John Hardin wrote:
On Fri, 24 Apr 2009, LuKreme wrote:
On 24-Apr-2009, at 10:41, Igor Chudov wrote:
I get a shipload of spams like this one:
http://igor.chudov.com/tmp/spam007.txt
Scores very high here.
2.0 URIBL_BLACK Contains an URL listed in the URIBL blacklist
[URIs: tgifriday.info]
Igor, you might also want to implement greylisting, to give the URIBLs a
chance to list URIs that appear in these messages.
Interesting concept - do you have any data to support the hypothesis?

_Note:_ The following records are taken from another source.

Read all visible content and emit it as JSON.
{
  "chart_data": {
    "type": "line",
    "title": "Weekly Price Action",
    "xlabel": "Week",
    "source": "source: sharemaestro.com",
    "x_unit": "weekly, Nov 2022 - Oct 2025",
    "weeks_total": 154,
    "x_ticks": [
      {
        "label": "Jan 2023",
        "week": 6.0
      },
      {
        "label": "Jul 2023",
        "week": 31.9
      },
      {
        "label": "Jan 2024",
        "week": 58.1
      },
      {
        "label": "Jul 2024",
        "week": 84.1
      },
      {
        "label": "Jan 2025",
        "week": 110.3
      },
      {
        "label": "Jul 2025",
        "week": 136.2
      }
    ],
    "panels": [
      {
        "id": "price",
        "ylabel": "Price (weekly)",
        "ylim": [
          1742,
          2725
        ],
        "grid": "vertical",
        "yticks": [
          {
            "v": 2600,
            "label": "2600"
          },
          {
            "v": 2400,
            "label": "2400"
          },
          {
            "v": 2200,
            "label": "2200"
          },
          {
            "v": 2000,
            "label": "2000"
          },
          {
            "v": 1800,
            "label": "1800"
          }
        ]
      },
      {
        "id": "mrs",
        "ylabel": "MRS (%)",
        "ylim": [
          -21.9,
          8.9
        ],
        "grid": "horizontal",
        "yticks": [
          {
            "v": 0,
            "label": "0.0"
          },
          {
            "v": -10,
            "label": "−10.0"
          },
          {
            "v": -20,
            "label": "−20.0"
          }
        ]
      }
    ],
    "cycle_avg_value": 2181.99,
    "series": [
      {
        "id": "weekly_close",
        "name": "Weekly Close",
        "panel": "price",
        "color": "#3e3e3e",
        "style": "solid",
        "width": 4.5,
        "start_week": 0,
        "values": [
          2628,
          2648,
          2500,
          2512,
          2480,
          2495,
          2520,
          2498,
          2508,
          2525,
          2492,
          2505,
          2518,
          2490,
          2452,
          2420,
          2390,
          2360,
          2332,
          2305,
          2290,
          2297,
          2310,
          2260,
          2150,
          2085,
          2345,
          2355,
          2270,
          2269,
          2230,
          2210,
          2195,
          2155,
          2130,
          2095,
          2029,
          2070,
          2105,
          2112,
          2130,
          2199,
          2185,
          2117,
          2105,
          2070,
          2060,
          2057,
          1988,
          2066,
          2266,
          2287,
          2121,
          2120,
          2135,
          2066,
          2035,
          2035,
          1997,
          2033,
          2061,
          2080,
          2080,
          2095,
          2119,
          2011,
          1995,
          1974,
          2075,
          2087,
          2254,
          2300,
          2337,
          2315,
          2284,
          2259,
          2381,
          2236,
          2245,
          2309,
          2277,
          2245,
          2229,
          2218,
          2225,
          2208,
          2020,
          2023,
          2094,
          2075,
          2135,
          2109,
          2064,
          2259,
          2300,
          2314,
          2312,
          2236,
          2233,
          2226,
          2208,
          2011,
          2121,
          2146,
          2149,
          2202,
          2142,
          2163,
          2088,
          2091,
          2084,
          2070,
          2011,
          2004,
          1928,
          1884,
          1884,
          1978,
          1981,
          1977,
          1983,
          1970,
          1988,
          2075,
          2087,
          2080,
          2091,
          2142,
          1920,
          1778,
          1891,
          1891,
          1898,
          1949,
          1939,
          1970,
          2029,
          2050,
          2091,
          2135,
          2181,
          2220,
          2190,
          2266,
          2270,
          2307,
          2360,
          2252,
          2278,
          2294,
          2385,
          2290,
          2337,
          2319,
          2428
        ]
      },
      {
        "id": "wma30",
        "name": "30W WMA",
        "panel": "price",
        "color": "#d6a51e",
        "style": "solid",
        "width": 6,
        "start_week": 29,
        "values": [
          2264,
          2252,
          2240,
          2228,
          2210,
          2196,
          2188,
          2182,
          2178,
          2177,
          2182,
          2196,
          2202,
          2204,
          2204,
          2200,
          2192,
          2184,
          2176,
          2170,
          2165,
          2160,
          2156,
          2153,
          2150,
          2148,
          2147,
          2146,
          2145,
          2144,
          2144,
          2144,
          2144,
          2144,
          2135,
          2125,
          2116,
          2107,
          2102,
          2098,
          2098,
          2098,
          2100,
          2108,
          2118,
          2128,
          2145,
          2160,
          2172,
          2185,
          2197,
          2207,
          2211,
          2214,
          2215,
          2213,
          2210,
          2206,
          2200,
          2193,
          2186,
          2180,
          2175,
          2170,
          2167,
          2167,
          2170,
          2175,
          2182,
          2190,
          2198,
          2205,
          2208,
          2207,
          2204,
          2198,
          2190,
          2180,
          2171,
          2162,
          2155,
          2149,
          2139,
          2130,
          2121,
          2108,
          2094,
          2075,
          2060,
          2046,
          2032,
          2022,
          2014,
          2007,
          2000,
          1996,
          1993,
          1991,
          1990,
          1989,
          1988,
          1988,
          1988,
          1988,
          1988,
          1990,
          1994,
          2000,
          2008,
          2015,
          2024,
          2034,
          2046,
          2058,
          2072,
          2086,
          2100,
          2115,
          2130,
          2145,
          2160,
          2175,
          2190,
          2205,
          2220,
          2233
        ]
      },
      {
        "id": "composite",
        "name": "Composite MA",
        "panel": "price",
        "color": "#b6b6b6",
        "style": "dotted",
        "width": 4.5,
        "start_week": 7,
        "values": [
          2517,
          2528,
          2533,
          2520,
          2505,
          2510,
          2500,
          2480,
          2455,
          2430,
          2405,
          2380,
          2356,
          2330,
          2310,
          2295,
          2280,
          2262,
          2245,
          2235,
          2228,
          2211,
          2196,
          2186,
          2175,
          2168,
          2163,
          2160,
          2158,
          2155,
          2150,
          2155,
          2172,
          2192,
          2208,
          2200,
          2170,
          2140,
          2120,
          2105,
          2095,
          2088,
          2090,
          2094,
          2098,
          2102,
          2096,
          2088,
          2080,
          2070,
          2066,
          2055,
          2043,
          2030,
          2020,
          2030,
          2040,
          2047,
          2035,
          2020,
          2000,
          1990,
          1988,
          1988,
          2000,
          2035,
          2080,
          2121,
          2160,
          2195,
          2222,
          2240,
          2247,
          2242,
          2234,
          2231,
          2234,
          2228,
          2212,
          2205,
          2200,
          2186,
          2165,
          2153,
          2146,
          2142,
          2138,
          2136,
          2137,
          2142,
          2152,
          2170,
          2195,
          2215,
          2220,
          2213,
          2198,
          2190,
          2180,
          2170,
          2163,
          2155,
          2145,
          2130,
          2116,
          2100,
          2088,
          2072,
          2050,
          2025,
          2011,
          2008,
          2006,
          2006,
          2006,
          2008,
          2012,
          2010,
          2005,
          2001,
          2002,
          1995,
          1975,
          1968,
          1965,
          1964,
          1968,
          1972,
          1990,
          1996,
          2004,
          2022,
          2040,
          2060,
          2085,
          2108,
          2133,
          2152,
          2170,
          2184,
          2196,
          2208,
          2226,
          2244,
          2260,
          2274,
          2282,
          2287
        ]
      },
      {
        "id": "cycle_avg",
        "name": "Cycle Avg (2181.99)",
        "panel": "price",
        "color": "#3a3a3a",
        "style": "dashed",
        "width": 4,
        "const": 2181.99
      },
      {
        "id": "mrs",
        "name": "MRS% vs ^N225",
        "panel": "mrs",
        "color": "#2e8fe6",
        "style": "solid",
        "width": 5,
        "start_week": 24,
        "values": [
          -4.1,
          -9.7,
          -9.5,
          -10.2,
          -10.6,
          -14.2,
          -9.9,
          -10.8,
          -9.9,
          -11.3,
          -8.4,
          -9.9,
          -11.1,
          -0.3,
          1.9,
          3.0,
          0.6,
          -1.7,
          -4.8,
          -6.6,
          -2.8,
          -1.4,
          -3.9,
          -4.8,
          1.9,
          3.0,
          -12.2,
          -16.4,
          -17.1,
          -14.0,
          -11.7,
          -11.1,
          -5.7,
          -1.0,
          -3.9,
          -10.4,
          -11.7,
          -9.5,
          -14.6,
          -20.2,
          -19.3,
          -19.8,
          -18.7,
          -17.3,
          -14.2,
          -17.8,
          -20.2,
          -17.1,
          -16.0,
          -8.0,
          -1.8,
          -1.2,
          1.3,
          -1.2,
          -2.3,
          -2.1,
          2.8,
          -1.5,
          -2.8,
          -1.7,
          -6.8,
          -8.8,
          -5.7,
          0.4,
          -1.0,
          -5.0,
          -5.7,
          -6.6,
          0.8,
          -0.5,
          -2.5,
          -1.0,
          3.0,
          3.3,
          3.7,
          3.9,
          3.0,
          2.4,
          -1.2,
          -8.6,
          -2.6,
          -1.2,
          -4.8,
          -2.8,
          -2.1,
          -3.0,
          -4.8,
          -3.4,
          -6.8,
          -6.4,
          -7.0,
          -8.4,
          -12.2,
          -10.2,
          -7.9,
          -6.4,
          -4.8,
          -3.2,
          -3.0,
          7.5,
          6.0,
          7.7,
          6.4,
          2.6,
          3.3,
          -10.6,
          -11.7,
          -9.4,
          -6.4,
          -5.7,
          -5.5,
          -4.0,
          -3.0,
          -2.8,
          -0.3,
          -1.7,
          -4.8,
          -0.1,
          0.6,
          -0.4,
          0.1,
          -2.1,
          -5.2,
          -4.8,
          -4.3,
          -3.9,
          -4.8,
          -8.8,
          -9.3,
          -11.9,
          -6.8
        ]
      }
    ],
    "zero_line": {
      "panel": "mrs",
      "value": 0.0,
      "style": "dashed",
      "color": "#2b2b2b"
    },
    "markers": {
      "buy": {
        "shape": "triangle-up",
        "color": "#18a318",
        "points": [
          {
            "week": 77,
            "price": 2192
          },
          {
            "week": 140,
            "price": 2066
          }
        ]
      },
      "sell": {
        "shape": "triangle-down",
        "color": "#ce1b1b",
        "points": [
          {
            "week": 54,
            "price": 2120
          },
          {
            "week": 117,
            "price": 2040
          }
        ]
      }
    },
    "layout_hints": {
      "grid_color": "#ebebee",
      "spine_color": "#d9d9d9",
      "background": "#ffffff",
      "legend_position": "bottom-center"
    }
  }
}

I tried looking at this a while back, but it's difficult to collect
qualitative data. I ran for a month with a short greylisting period (1
min), and a month for 30 mins and 60 mins. I looked at hit rates against
popular DNSRBLs to see if I could observe any increase in effectiveness
from IPs being added during the increased greylisting periods. I didn't
see anything conclusive that would be worth the increased delay to
legitimate new mail. Of course the study isn't very scientific as the
spamflow is likely to change from month to month. Also, only reactive
lists are likely to benefit, and only those that react quickly.
Getting back to the OP's question, I've found adding a couple of simple
body rules to check for a certain four letter 'A' word or 2-3 word
phrases works well in this instance, and I've not noticed any FPs.